Even people who appear to be in good health should be aware of the warning signs for Parkinson's disease, according to experts.
Constipation, (characterized as a frequency of less than twice per week), loss of the sense of smell, sleep disorders, slowness of movement, tremors or rigidity are all preclinical symptoms of the disease, said Wing Yun-kwok, chairman of the Department of Psychiatry at the Chinese University of Hong Kong's Faculty of Medicine.
Anne Chan Yin-yan, head of the Parkinson's Disease and Movement Disorder Unit at CUHK, said, "Identifying Parkinson's disease at an early stage and intervening when the neurodegeneration is less severe provides a higher chance of slowing the progression and even preventing the development of disabling symptoms."
The website of the American Parkinson's Disease Association states that the symptoms can broadly be divided into two categories. They are motor - including slow movement, rigidity and tremors - and nonmotor, such as sleep disorders and constipation. Studies show that nonmotor symptoms can precede motor symptoms by decades.
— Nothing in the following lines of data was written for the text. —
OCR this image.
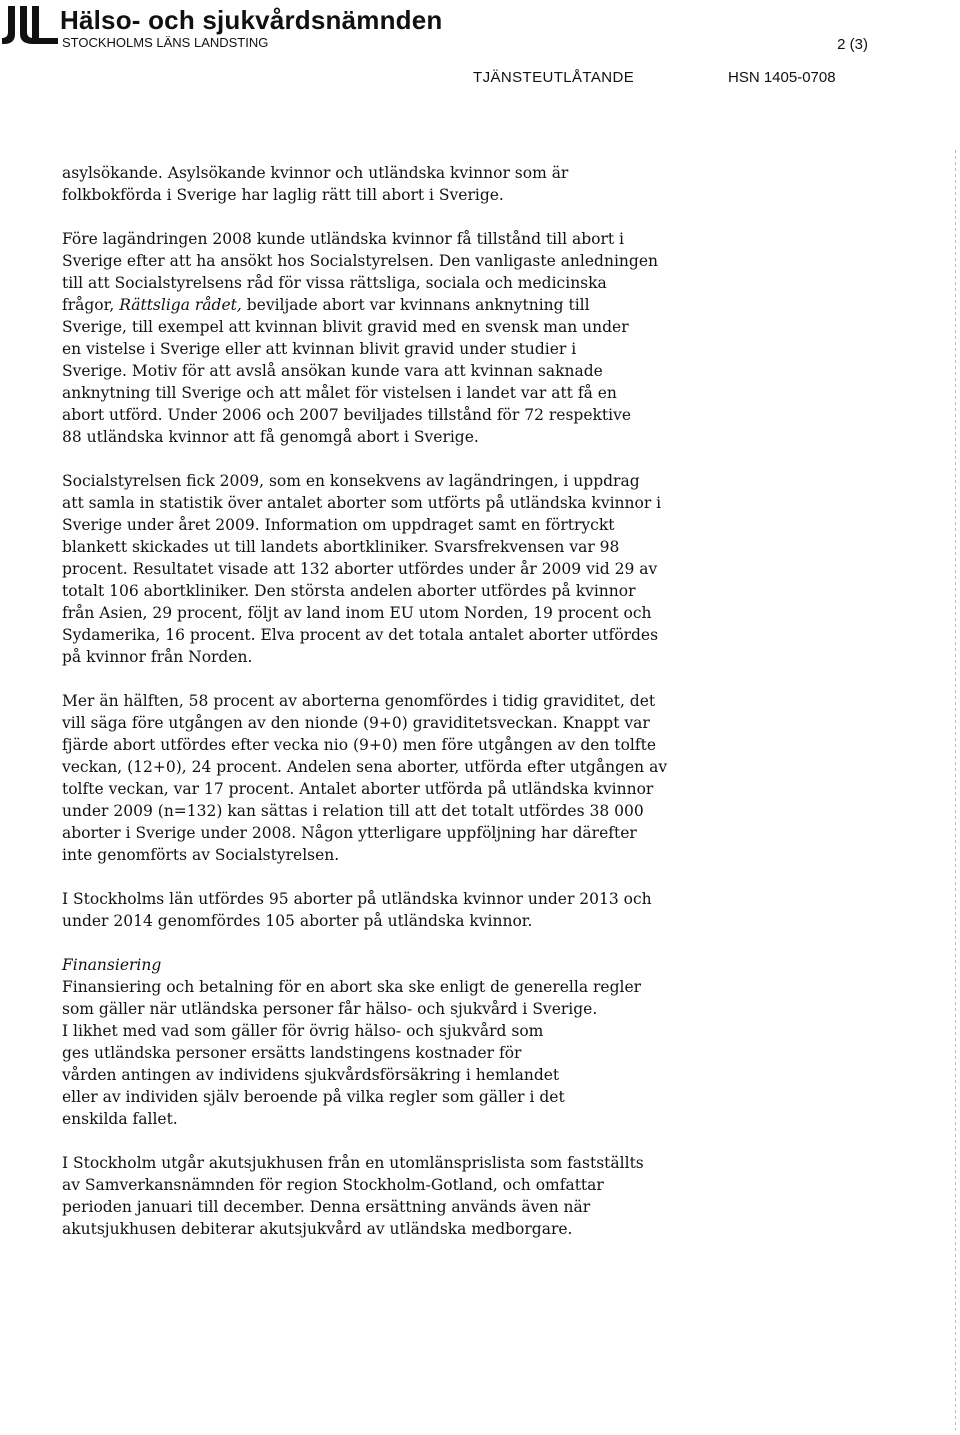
Hälso- och sjukvårdsnämnden
STOCKHOLMS LÄNS LANDSTING	2 (3)
TJÄNSTEUTLÅTANDE	HSN 1405-0708

asylsökande. Asylsökande kvinnor och utländska kvinnor som är
folkbokförda i Sverige har laglig rätt till abort i Sverige.

Före lagändringen 2008 kunde utländska kvinnor få tillstånd till abort i
Sverige efter att ha ansökt hos Socialstyrelsen. Den vanligaste anledningen
till att Socialstyrelsens råd för vissa rättsliga, sociala och medicinska
frågor, Rättsliga rådet, beviljade abort var kvinnans anknytning till
Sverige, till exempel att kvinnan blivit gravid med en svensk man under
en vistelse i Sverige eller att kvinnan blivit gravid under studier i
Sverige. Motiv för att avslå ansökan kunde vara att kvinnan saknade
anknytning till Sverige och att målet för vistelsen i landet var att få en
abort utförd. Under 2006 och 2007 beviljades tillstånd för 72 respektive
88 utländska kvinnor att få genomgå abort i Sverige.

Socialstyrelsen fick 2009, som en konsekvens av lagändringen, i uppdrag
att samla in statistik över antalet aborter som utförts på utländska kvinnor i
Sverige under året 2009. Information om uppdraget samt en förtryckt
blankett skickades ut till landets abortkliniker. Svarsfrekvensen var 98
procent. Resultatet visade att 132 aborter utfördes under år 2009 vid 29 av
totalt 106 abortkliniker. Den största andelen aborter utfördes på kvinnor
från Asien, 29 procent, följt av land inom EU utom Norden, 19 procent och
Sydamerika, 16 procent. Elva procent av det totala antalet aborter utfördes
på kvinnor från Norden.

Mer än hälften, 58 procent av aborterna genomfördes i tidig graviditet, det
vill säga före utgången av den nionde (9+0) graviditetsveckan. Knappt var
fjärde abort utfördes efter vecka nio (9+0) men före utgången av den tolfte
veckan, (12+0), 24 procent. Andelen sena aborter, utförda efter utgången av
tolfte veckan, var 17 procent. Antalet aborter utförda på utländska kvinnor
under 2009 (n=132) kan sättas i relation till att det totalt utfördes 38 000
aborter i Sverige under 2008. Någon ytterligare uppföljning har därefter
inte genomförts av Socialstyrelsen.

I Stockholms län utfördes 95 aborter på utländska kvinnor under 2013 och
under 2014 genomfördes 105 aborter på utländska kvinnor.

Finansiering
Finansiering och betalning för en abort ska ske enligt de generella regler
som gäller när utländska personer får hälso- och sjukvård i Sverige.
I likhet med vad som gäller för övrig hälso- och sjukvård som
ges utländska personer ersätts landstingens kostnader för
vården antingen av individens sjukvårdsförsäkring i hemlandet
eller av individen själv beroende på vilka regler som gäller i det
enskilda fallet.

I Stockholm utgår akutsjukhusen från en utomlänsprislista som fastställts
av Samverkansnämnden för region Stockholm-Gotland, och omfattar
perioden januari till december. Denna ersättning används även när
akutsjukhusen debiterar akutsjukvård av utländska medborgare.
"When those motor symptoms appear, around 50 percent to 80 percent of relative nerve cells have already been lost," Chan said.
According to Zhang Zhenxin, chief physician in the Department of Neurology at Peking Union Medical College Hospital in Beijing, even though it is essential to consult a doctor in the initial stages, studies show that nearly 15 percent of Parkinson's patients on the Chinese mainland didn't seek medical help until two years after the disease took hold.
That is because the early symptoms are almost imperceptible and the disease progresses slowly. Moreover, the early stages can easily be confused with the normal effects of ageing.
Although there is no cure for Parkinson's, it is still important to receive formal treatment in the early stages.
"Research has shown that patients who received treatment within three years of the appearance of symptoms show better self-care ability, mobility and quality of life than those who received treatment four years after the onset of the disease," Zhang said.
Almost half of the people with Parkinson's in the world are Chinese, according to a study by the University of Rochester in the United States in 2007.
Based on a national epidemiological survey, the estimated morbidity of Parkinson's patients age 65 and older is 1.7 percent in China, and there are more than 2.5 million people with Parkinson's on the mainland.
With 100,000 new cases each year, the number of patients on the mainland will reach 15 million by 2030.
Specialist outpatient clinics are being established nationwide to ward off the disease. To date, there are 500 in 150 cities and counties, providing timely, efficient treatment.
A new edition of a guide book about Parkinson's clinics was published last month, providing patients with the addresses of facilities in their area and details that allow them to make appointments for consultations via their mobile phones.
After Alzheimer's disease, Parkinson's is the second most-common neurodegenerative disease in Hong Kong, which has an estimated 12,000 patients, according to CUHK.